On this page, you can read a (relatively) short description of my current book manuscript. If you’d like more information on this project, please send me an email.

International hierarchy is pervasive. Yet until recently, political science has almost entirely neglected the question of how large states establish institutions to structure domestic political outcomes elsewhere. Of those scholars who have addressed this question, many have focused on the interstate implications of hierarchy at the expense of domestic politics within smaller states. My book fills this lacuna through a two-pronged research attack: first, I discuss how political settlements between great powers structure the specific forms that hierarchy takes. Second, using the settlement that emerged at the end of World War II — and with the aid of three theoretical models — I deduce three sets of hypotheses about hierarchy construction, maintenance, and collapse during the post-war era.

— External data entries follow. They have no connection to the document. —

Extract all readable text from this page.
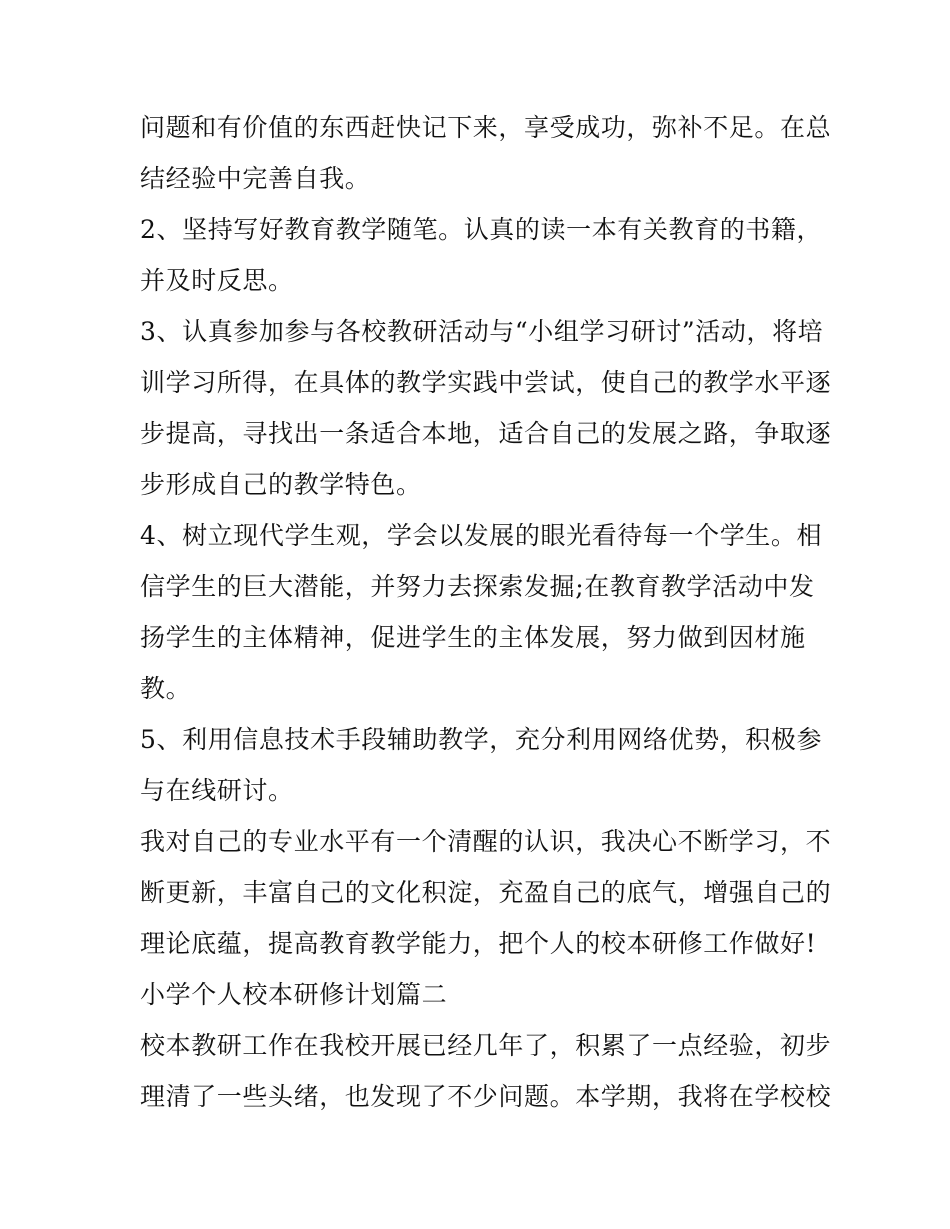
问题和有价值的东西赶快记下来，享受成功，弥补不足。在总
结经验中完善自我。
2、坚持写好教育教学随笔。认真的读一本有关教育的书籍，
并及时反思。
3、认真参加参与各校教研活动与“小组学习研讨”活动，将培
训学习所得，在具体的教学实践中尝试，使自己的教学水平逐
步提高，寻找出一条适合本地，适合自己的发展之路，争取逐
步形成自己的教学特色。
4、树立现代学生观，学会以发展的眼光看待每一个学生。相
信学生的巨大潜能，并努力去探索发掘;在教育教学活动中发
扬学生的主体精神，促进学生的主体发展，努力做到因材施
教。
5、利用信息技术手段辅助教学，充分利用网络优势，积极参
与在线研讨。
我对自己的专业水平有一个清醒的认识，我决心不断学习，不
断更新，丰富自己的文化积淀，充盈自己的底气，增强自己的
理论底蕴，提高教育教学能力，把个人的校本研修工作做好!
小学个人校本研修计划篇二
校本教研工作在我校开展已经几年了，积累了一点经验，初步
理清了一些头绪，也发现了不少问题。本学期，我将在学校校
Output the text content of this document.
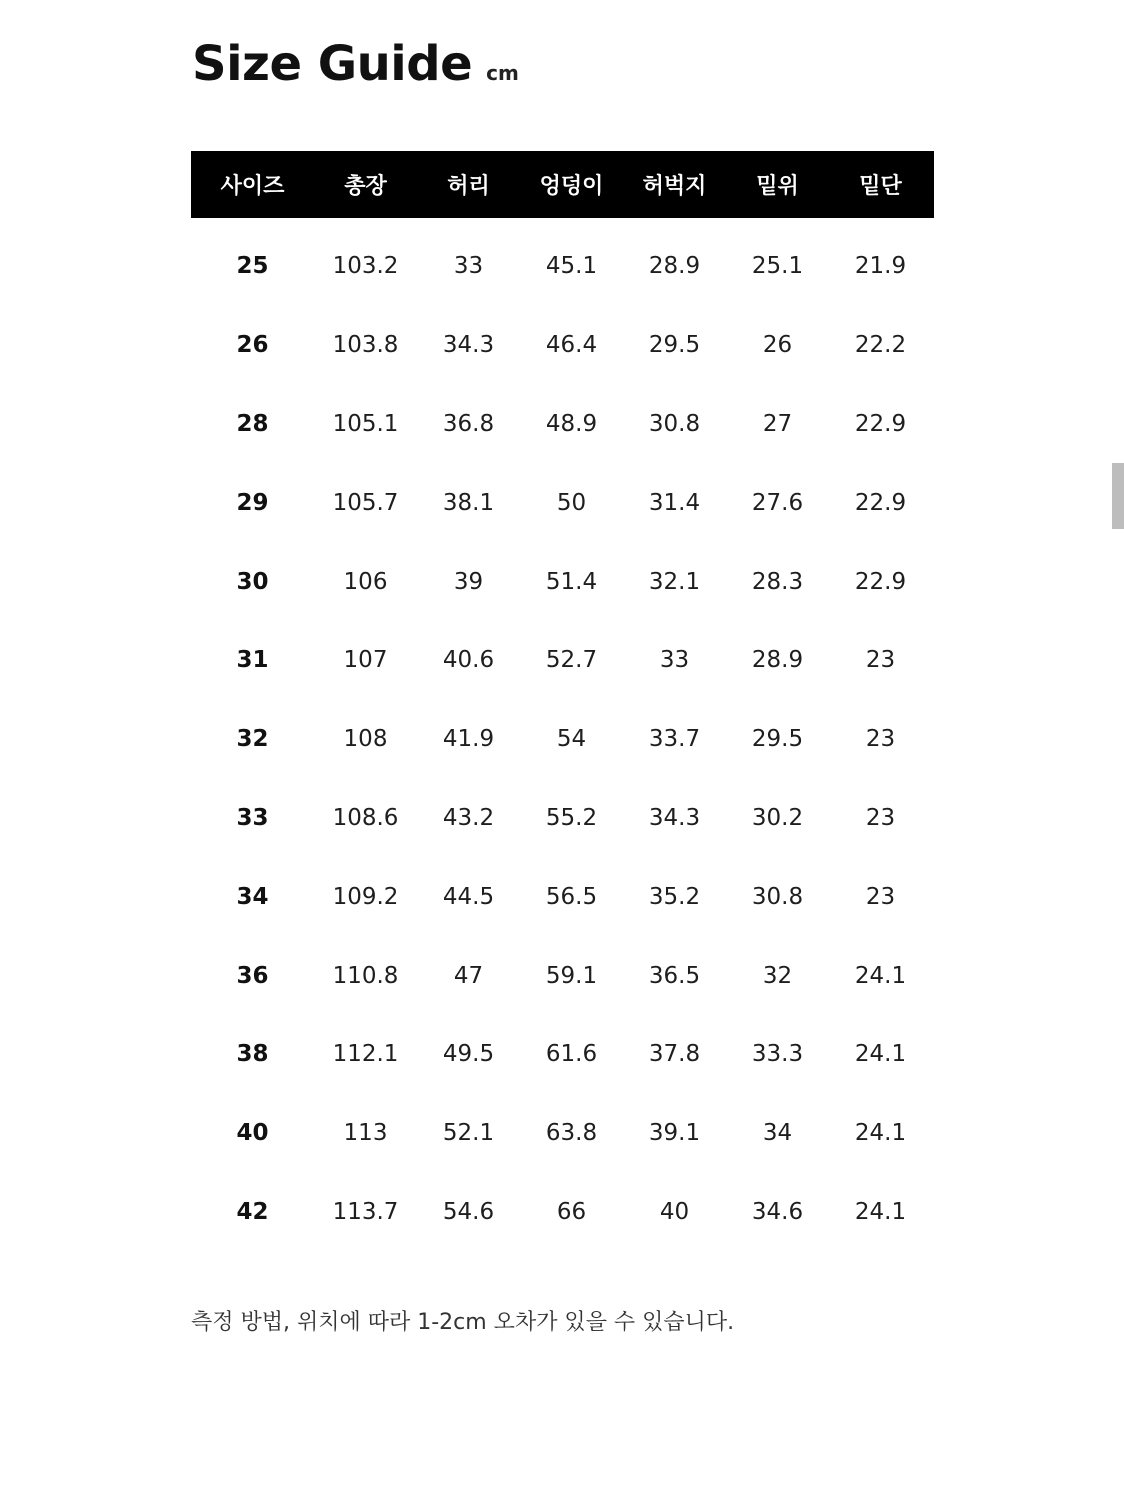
Size Guide cm
사이즈	총장	허리	엉덩이	허벅지	밑위	밑단
25	103.2	33	45.1	28.9	25.1	21.9
26	103.8	34.3	46.4	29.5	26	22.2
28	105.1	36.8	48.9	30.8	27	22.9
29	105.7	38.1	50	31.4	27.6	22.9
30	106	39	51.4	32.1	28.3	22.9
31	107	40.6	52.7	33	28.9	23
32	108	41.9	54	33.7	29.5	23
33	108.6	43.2	55.2	34.3	30.2	23
34	109.2	44.5	56.5	35.2	30.8	23
36	110.8	47	59.1	36.5	32	24.1
38	112.1	49.5	61.6	37.8	33.3	24.1
40	113	52.1	63.8	39.1	34	24.1
42	113.7	54.6	66	40	34.6	24.1
측정 방법, 위치에 따라 1-2cm 오차가 있을 수 있습니다.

Unlike extant work, my book recognizes the complex linkages between the domestic politics of weaker states, which I refer to as “subordinate states,” and the ability of great powers — or “dominant states” — to construct hierarchy. This recognition allows me to reconcile formal, imperial modes of hierarchy with more recent manifestations that rely on less explicit mechanisms of control. My argument therefore nests particular instances of hierarchical behavior within a larger framework that incorporates the international political settlements structuring this behavior. I use historical variation in political settlements to derive hypotheses about hierarchical behavior, and then verify these hypotheses using data on a particularly salient case of hierarchy: the United States in the post-World War II era.

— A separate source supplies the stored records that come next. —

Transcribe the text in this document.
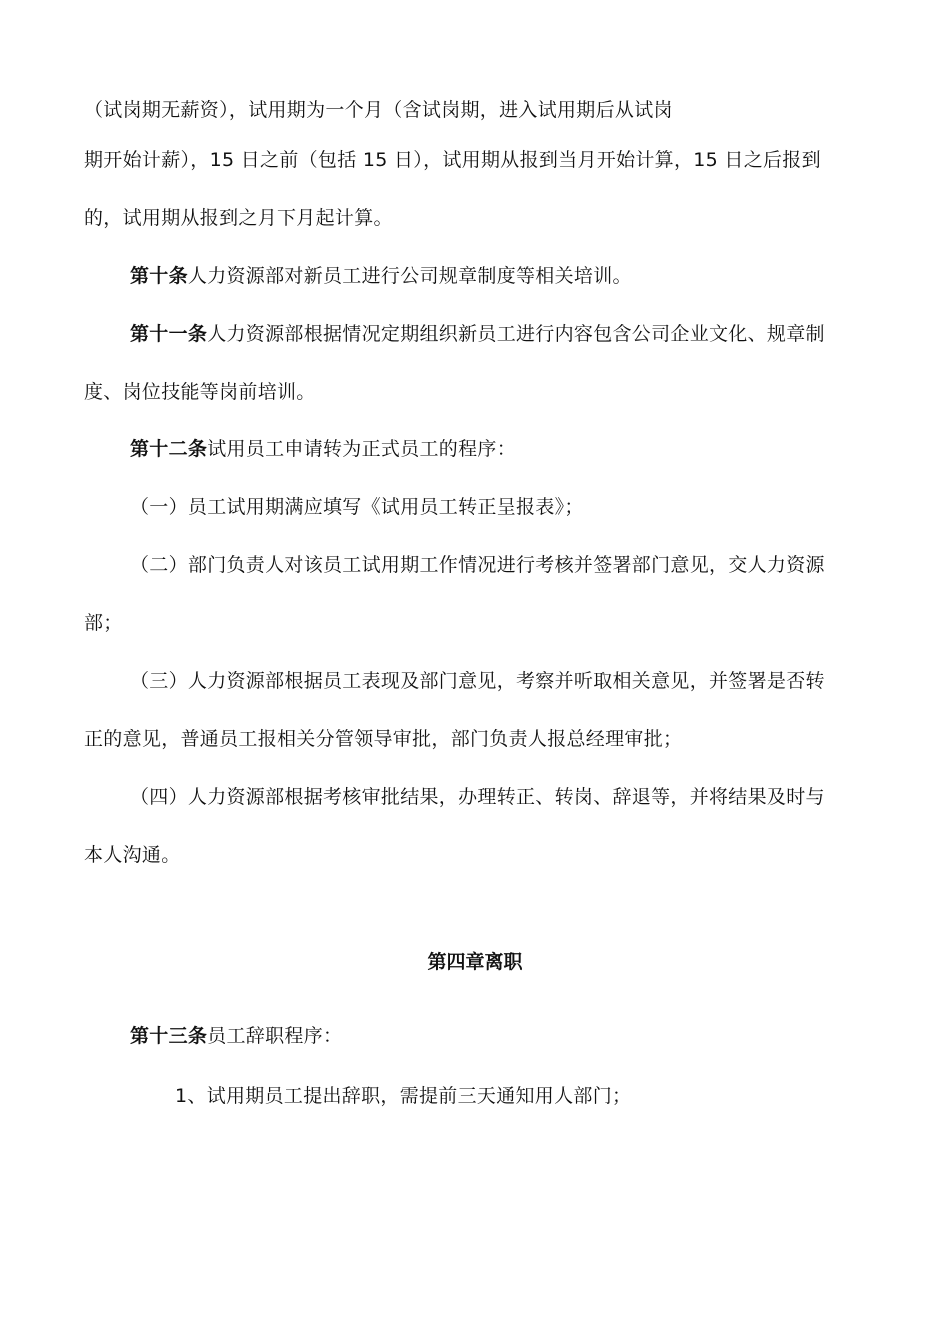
（试岗期无薪资），试用期为一个月（含试岗期，进入试用期后从试岗
期开始计薪），15 日之前（包括 15 日），试用期从报到当月开始计算，15 日之后报到
的，试用期从报到之月下月起计算。
第十条人力资源部对新员工进行公司规章制度等相关培训。
第十一条人力资源部根据情况定期组织新员工进行内容包含公司企业文化、规章制
度、岗位技能等岗前培训。
第十二条试用员工申请转为正式员工的程序：
（一）员工试用期满应填写《试用员工转正呈报表》；
（二）部门负责人对该员工试用期工作情况进行考核并签署部门意见，交人力资源
部；
（三）人力资源部根据员工表现及部门意见，考察并听取相关意见，并签署是否转
正的意见，普通员工报相关分管领导审批，部门负责人报总经理审批；
（四）人力资源部根据考核审批结果，办理转正、转岗、辞退等，并将结果及时与
本人沟通。
第四章离职
第十三条员工辞职程序：
1、试用期员工提出辞职，需提前三天通知用人部门；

The book is divided into two sections. The first explores the logic of hierarchical institutions, and its contingent relationship to great power politics. I argue that hierarchical institutions emerge in part as negotiated settlements between great powers. In order to understand how hierarchy operates, I engage a wide-ranging historical literature on empire, describing the rules that great powers have agreed to throughout history in order to regulate hierarchical competition amongst themselves. I show that the specific mechanisms of hierarchical operation are a function of these great power agreements, and derive hypotheses about post-1945 hierarchy from the peace settlement imposed by the United States and Soviet Union at the end of World War II.

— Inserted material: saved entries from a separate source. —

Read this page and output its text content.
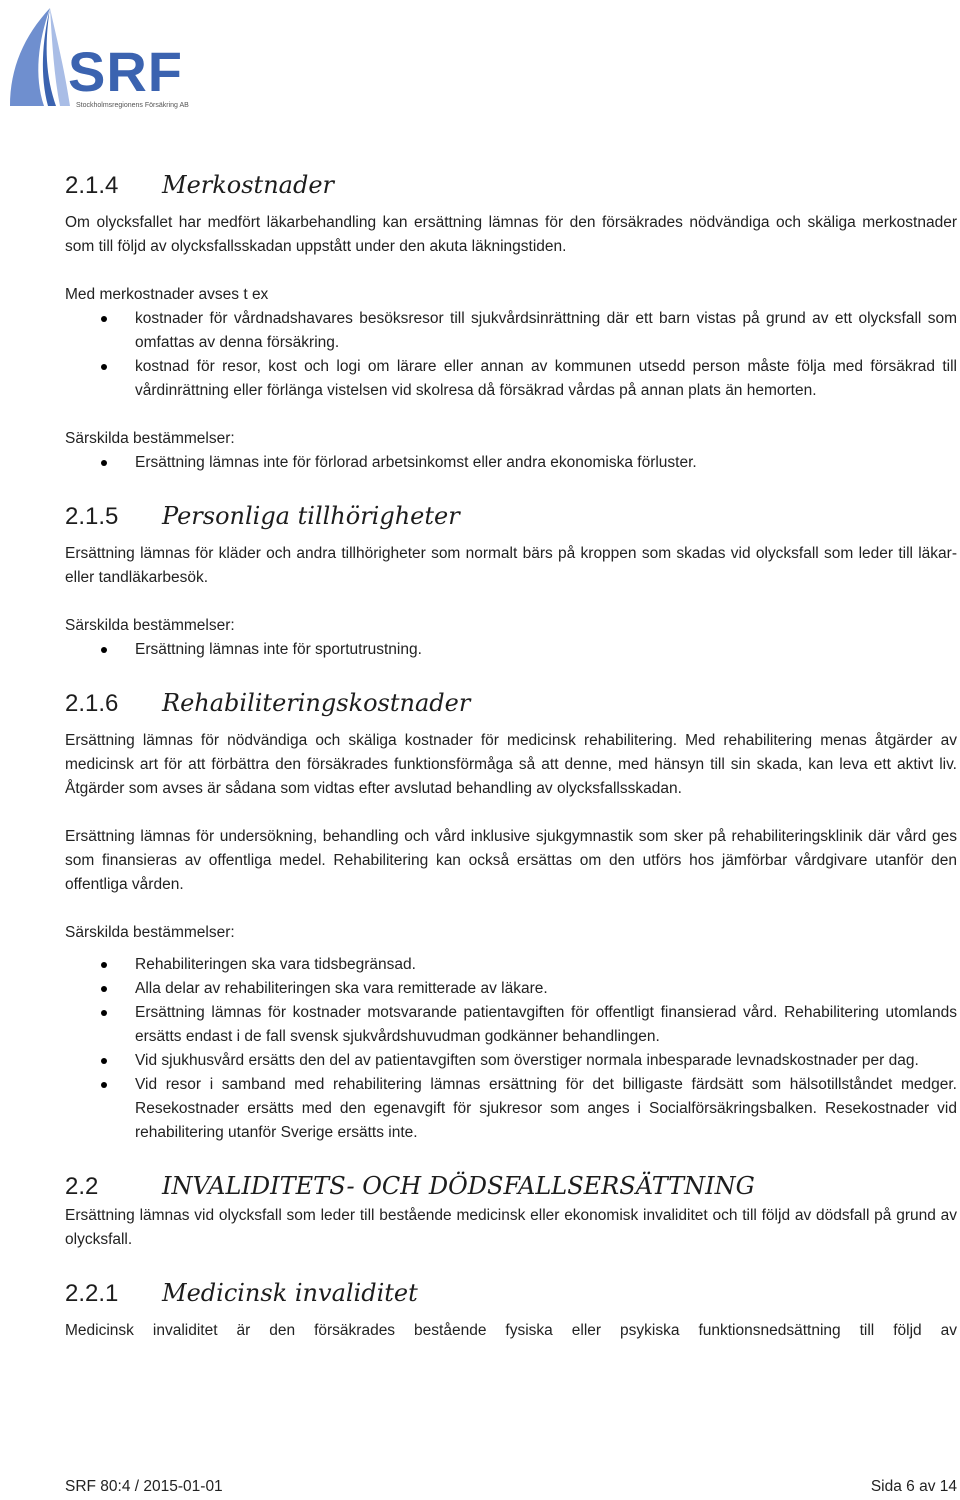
SRF
Stockholmsregionens Försäkring AB
2.1.4 Merkostnader

Om olycksfallet har medfört läkarbehandling kan ersättning lämnas för den försäkrades nödvändiga och skäliga merkostnader som till följd av olycksfallsskadan uppstått under den akuta läkningstiden.

Med merkostnader avses t ex

kostnader för vårdnadshavares besöksresor till sjukvårdsinrättning där ett barn vistas på grund av ett olycksfall som omfattas av denna försäkring.
kostnad för resor, kost och logi om lärare eller annan av kommunen utsedd person måste följa med försäkrad till vårdinrättning eller förlänga vistelsen vid skolresa då försäkrad vårdas på annan plats än hemorten.

Särskilda bestämmelser:

Ersättning lämnas inte för förlorad arbetsinkomst eller andra ekonomiska förluster.
2.1.5 Personliga tillhörigheter

Ersättning lämnas för kläder och andra tillhörigheter som normalt bärs på kroppen som skadas vid olycksfall som leder till läkar- eller tandläkarbesök.

Särskilda bestämmelser:

Ersättning lämnas inte för sportutrustning.
2.1.6 Rehabiliteringskostnader

Ersättning lämnas för nödvändiga och skäliga kostnader för medicinsk rehabilitering. Med rehabilitering menas åtgärder av medicinsk art för att förbättra den försäkrades funktionsförmåga så att denne, med hänsyn till sin skada, kan leva ett aktivt liv. Åtgärder som avses är sådana som vidtas efter avslutad behandling av olycksfallsskadan.

Ersättning lämnas för undersökning, behandling och vård inklusive sjukgymnastik som sker på rehabiliteringsklinik där vård ges som finansieras av offentliga medel. Rehabilitering kan också ersättas om den utförs hos jämförbar vårdgivare utanför den offentliga vården.

Särskilda bestämmelser:

Rehabiliteringen ska vara tidsbegränsad.
Alla delar av rehabiliteringen ska vara remitterade av läkare.
Ersättning lämnas för kostnader motsvarande patientavgiften för offentligt finansierad vård. Rehabilitering utomlands ersätts endast i de fall svensk sjukvårdshuvudman godkänner behandlingen.
Vid sjukhusvård ersätts den del av patientavgiften som överstiger normala inbesparade levnadskostnader per dag.
Vid resor i samband med rehabilitering lämnas ersättning för det billigaste färdsätt som hälsotillståndet medger. Resekostnader ersätts med den egenavgift för sjukresor som anges i Socialförsäkringsbalken. Resekostnader vid rehabilitering utanför Sverige ersätts inte.
2.2	INVALIDITETS- OCH DÖDSFALLSERSÄTTNING

Ersättning lämnas vid olycksfall som leder till bestående medicinsk eller ekonomisk invaliditet och till följd av dödsfall på grund av olycksfall.

2.2.1 Medicinsk invaliditet

Medicinsk invaliditet är den försäkrades bestående fysiska eller psykiska funktionsnedsättning till följd av

SRF 80:4 / 2015-01-01	Sida 6 av 14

The second section of the book takes a closer look at the U.S.-led hierarchy constructed after the end of the second world war. In the three chapters contained in this section, I develop three sets of theoretical and empirical models that respectively illuminate patterns of hierarchy construction, maintenance, and collapse. The first of these, in Chapter 4, asks how the United States has constructed hierarchy, and finds that it is able to do so by conditioning the provision of resources like foreign aid on the identity of leadership within other states. I show that the ability of the United States to “purchase” regime change in this way depends on the presence of relatively autocratic institutions within subordinate states. This result explains why, despite its normative inclinations, the United States often allies itself with undemocratic states. [In Presence and Promise: Strategic Aid and Foreign-Induced Regime Change, an article manuscript based on this chapter, I show that the promise of foreign aid greatly increases the probability of leadership turnover. This paper was awarded the Stuart A. Bremer award for the best graduate student paper at the 2014 meeting of the Peace Science Society.]

Next, I present a model of hierarchy maintenance. I show first that dominant states are able to deter domestic challenges to hierarchical orders by threatening coercion should a challenge succeed; and second, that the provision of resources by a dominant state in fact increases domestic stability within subordinate states.

Finally, I turn to the case of hierarchical collapse, demonstrating that the disappearance of hierarchy can generate incentives for repression and conflict within subordinate states. I show that the end of hierarchy creates a domestic commitment problem for formerly-aided regimes: they must choose between repressing their opponents while they still have external support or facing these opponents later outside the shadow of power. Paradoxically, I demonstrate that preventive repression is most likely when the domestic opponents of hierarchical allies are weakest, and that repression is likely to be unsuccessful in states with looser hierarchical ties.